Juvenile idiopathic arthritis (JIA) is the most common chronic rheumatic disorder in children and is also a major cause of acquired disability and quality of life impairment in childhood. Children with oligoarticular JIA are usually treated with NSADS and intraarticular steroid injections. For children with polyarticular course JIA, methotrexate (MTX) is the drug of first choice since it provides significant clinical benefits, with an acceptable toxicity profile. For children not responding to MTX, the introduction of the biologic agents has determined a substantial advantage for the therapy of JIA since for the first time we have now drugs able to selectively block key components of the inflammation cascade.

Biologic agents can be globally divided into 2 categories: drugs able to block the tumor necrosis factor (TNF) (etanercept, infliximab, adalimumab and others) and drugs with different mechanism of action (eg abatacept, tocilizumab, anakinra, canakinumab ecc). In general biologic agents, also for their elevated cost, have to administered in children with severe arthritis non responsive to conventional therapies, primarily MTX.

The real novelty in these last years, has been the availability of biologic agents to be specifically used for the treatment of systemic JIA where, along with arthritis, children have systemic manifestations such as fever, rash, serositis, lymphadenopathy etc. These new drugs are indeed able to block selectively molecules that has been shown to be pivotal in the inflammatory process such as IL6 (tocilizumab) and IL 1 (anakinra, canakinumab and others)

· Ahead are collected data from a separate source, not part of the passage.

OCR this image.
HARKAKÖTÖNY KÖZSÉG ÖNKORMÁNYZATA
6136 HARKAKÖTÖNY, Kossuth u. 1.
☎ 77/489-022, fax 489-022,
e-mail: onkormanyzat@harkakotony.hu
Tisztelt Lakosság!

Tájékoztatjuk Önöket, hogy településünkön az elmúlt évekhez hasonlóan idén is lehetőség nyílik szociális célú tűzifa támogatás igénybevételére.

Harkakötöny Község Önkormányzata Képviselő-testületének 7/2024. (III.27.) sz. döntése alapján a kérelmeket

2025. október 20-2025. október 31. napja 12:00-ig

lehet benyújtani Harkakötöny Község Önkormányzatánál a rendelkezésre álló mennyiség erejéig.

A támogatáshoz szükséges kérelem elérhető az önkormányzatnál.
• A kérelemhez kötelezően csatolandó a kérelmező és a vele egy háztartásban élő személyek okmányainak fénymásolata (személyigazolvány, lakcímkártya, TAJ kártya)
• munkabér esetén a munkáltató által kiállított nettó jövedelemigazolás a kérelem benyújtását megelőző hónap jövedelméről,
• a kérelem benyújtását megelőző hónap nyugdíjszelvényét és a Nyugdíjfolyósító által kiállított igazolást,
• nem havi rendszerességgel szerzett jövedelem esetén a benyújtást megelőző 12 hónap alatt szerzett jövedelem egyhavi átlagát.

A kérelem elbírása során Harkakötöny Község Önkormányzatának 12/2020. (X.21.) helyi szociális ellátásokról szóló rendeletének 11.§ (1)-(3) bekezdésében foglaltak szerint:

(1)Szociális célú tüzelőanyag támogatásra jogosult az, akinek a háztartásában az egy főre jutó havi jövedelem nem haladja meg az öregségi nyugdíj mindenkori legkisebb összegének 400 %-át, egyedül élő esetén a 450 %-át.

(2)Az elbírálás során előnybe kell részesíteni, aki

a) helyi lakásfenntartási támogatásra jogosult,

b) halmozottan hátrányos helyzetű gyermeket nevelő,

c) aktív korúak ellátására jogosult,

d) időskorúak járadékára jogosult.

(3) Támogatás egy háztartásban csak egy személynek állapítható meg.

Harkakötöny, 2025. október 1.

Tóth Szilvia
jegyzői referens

Most of the biologic agents have been tested (or are currently under study) thanks to the involvement of the Pediatric Rheumatology International Trials Organisation (PRINTO at www.printo.it) and of the Paediatric Rheumatology Collaborative Study Group (PRCSG at www.prcsg.org).

This review will present a practically orientated overview of the “state of the art” for the treatment of JIA and the other major paediatric rheumatic disases including an overview on safety aspects.

Disclosure of Interest N. Ruperto Grant/research support from: The Gaslini Hospital, which is the public Hospital where I work as full time public employee, has received contributions from the following industries: Abbott, BMS, “Francesco Angelini”, GlaxoSmithKline (GSK), Hoffman-La Roche, Italfarmaco, Janssen, Novartis, Pfizer, Sanofi Aventis, Schwarz Biosciences, Sobi, Xoma, Wyeth. This money has been reinvested for the research activities of the hospital in a fully independent manners besides any committment with third parties., Speakers bureau: The undersigned Dr Nicolino Ruperto received honoraria for consultancy or speaker's bureau from the following pharmaceutical companies: Abbott, AbbVie, Amgen, Biogenidec, Astellas, Alter, AstraZeneca, Boehringer, BMS, CD-Pharma,Celgene, CrescendoBio, EMD Serono,Hoffman-La Roche, Italfarmaco, Janssen, MedImmune, Medac, Novartis, Novo Nordisk, Pfizer, Sanofi Aventis, Servier, Takeda, Vertex.